What caught my eye was the mint condition of the Ford’s original metallic green paint, flawless chrome, and wheels looking unused to mud or even rain. As though it spends all but an hour of every other day in garage, covered with sheet (laundered monthly), and is driven kindly.

She stayed in the right lane, moving slower than the posted speed. But the mint coupé passed me by, as do many dozens of vehicles before one finally stops. That’s okay: summer is ally as patience is virtue. Sleep under highway overpass or in moving vehicles. Meet kind people whose name I won’t learn while riding a few miles with them.

Earth and sky dazzle. A horizon-to-horizon view of battleship cotton clouds sailing north reminds of why I nixed common sense. To be here, to do. . . exactly this. Truth be told, hearing cicadas drone, geckos chirp, and even tires whine while awaiting samaritans is why I didn’t go Greyhound. “To see the land,” I say when benefactors ask.

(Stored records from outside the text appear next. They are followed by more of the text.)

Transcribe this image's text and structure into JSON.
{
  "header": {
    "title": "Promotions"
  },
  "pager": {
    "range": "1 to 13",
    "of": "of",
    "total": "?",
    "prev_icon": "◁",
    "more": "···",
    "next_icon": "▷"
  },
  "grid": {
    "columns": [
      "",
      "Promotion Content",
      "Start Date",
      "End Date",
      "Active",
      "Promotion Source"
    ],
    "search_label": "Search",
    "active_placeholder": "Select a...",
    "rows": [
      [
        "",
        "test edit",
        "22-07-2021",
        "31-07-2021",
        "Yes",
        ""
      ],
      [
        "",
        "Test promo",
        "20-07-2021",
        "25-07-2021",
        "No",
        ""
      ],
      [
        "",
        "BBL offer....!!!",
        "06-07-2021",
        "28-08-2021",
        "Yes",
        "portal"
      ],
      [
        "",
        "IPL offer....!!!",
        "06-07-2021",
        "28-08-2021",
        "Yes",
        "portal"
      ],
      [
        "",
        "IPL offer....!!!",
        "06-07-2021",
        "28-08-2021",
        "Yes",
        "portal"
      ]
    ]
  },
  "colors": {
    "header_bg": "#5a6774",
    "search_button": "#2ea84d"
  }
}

Have allotted eleven days for this journey even though I know coast-to-coast, it can be driven in five. Extra days to savor come what may.

Lo and behold, the mint Ford approaches again, at the rear of the next clump, its right turn signal flashing. I lower my thumb when the coupé leaves concrete for the road’s blacktop shoulder, stopping 20 yards short of me. Its driver, angry on her first pass, smiles as I walk to the passenger side. I admire her pluck, but am unsure if she’ll offer a ride, or maybe a warning of some sort.

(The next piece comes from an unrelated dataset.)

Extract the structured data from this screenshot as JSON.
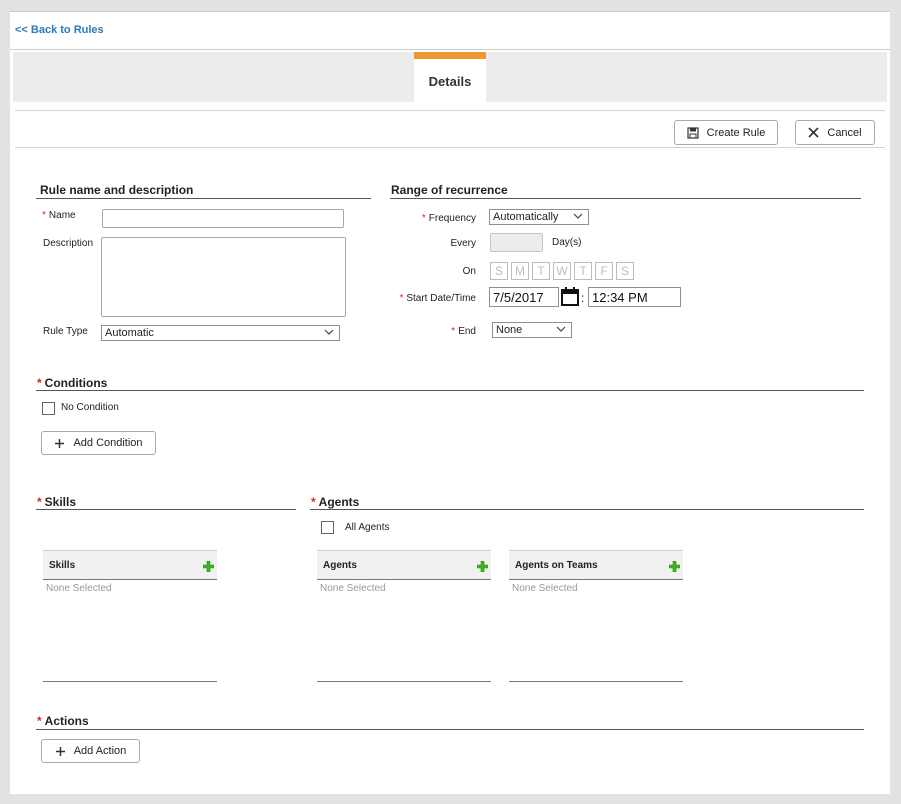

“Thank you for stopping, ma’am,” I say, bending at knees to look through the open passenger window and return her smile—without moving to enter.

“You are welcome, but I can take you only seven miles before I turn off.”

“That’s fine. Every bit helps.”

I don’t reach for the door handle until she leans toward its inside latch. I open it, enter gingerly, place the placard top-down on my right, plop ditty bag on lap.

The Ford is as mint inside as out, containing naught but what had been factory installed. Neither rosary nor foam dice hang from its mirror, and the odometer begins with two zeroes. Its back seat is empty but I’ll bet there’s a sack of groceries in its trunk, properly lashed. Windshield is pock-free and engine purrs.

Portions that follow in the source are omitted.